Generally, it is believed that temperature and feed concentration are the major factors affecting microzooplankton abundance. Temperature plays an obvious role in promoting the abundance and distribution of microzooplankton in the present study. Strangely, there is no correlation between microzooplankton abundance and Chl a concentration. Some other factors are also playing an unknown role, maybe the nanozooplankton or cascading trophic relationships. Composition and size of phytoplankton, ingestion by the higher consumers (meso- and macrozooplankton) and environmental factors may be the culprit and need further study to determine.
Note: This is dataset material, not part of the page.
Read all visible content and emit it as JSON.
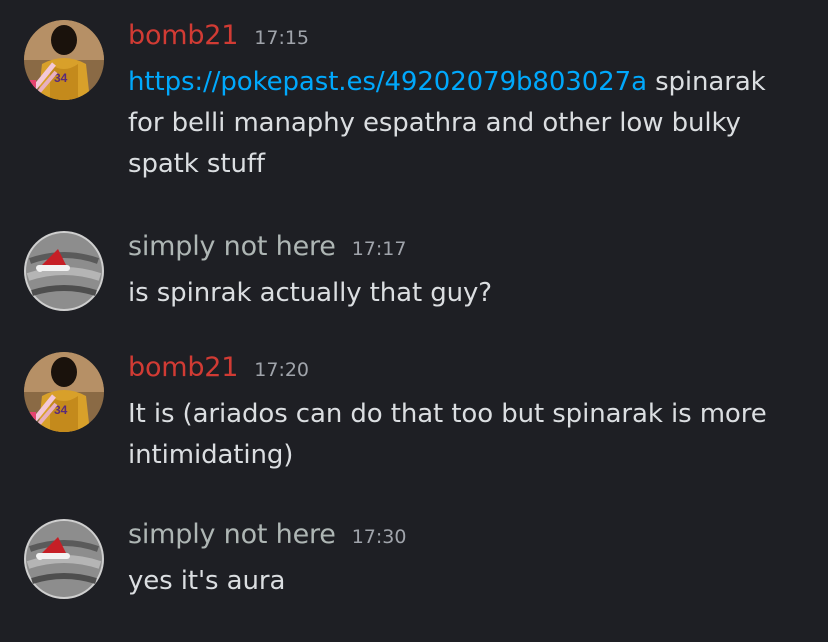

Significant spatial variations in phytoplankton growth rate and microzooplankton grazing rate as well as environmental variables between the NSCS and CSCS, are observed in the present study. There are obviously higher m, μ₀ and grazing impact (m/μ₀) though the nutrients and Chl a concentrations are lower in the CSCS than those in the NSCS, separately. Temperature can be one important factor affecting both rates, but more sensitive for grazing rate, which may contribute to higher m and m/μ₀ in the CSCS. Due to the lack of nutrients in the surface layer during the spring intermonsoon season, the growth of phytoplankton is affected and the nutrient limitation index (µ₀/µ_n) is obviously related to nutrient concentrations. Nevertheless, the dominant pico-phytoplankton can effectively utilize nutrients because of their larger surface-to-volume ratio even in oligotrophic waters. Meanwhile, phytoplankton could obtain nutrients support to maintain growth from cellular internal recycled nutrients and nutrients remineralized by grazers. The coupling between microzooplankton grazing and phytoplankton growth may promote nutrient recycling and maintain high grazing impact on phytoplankton.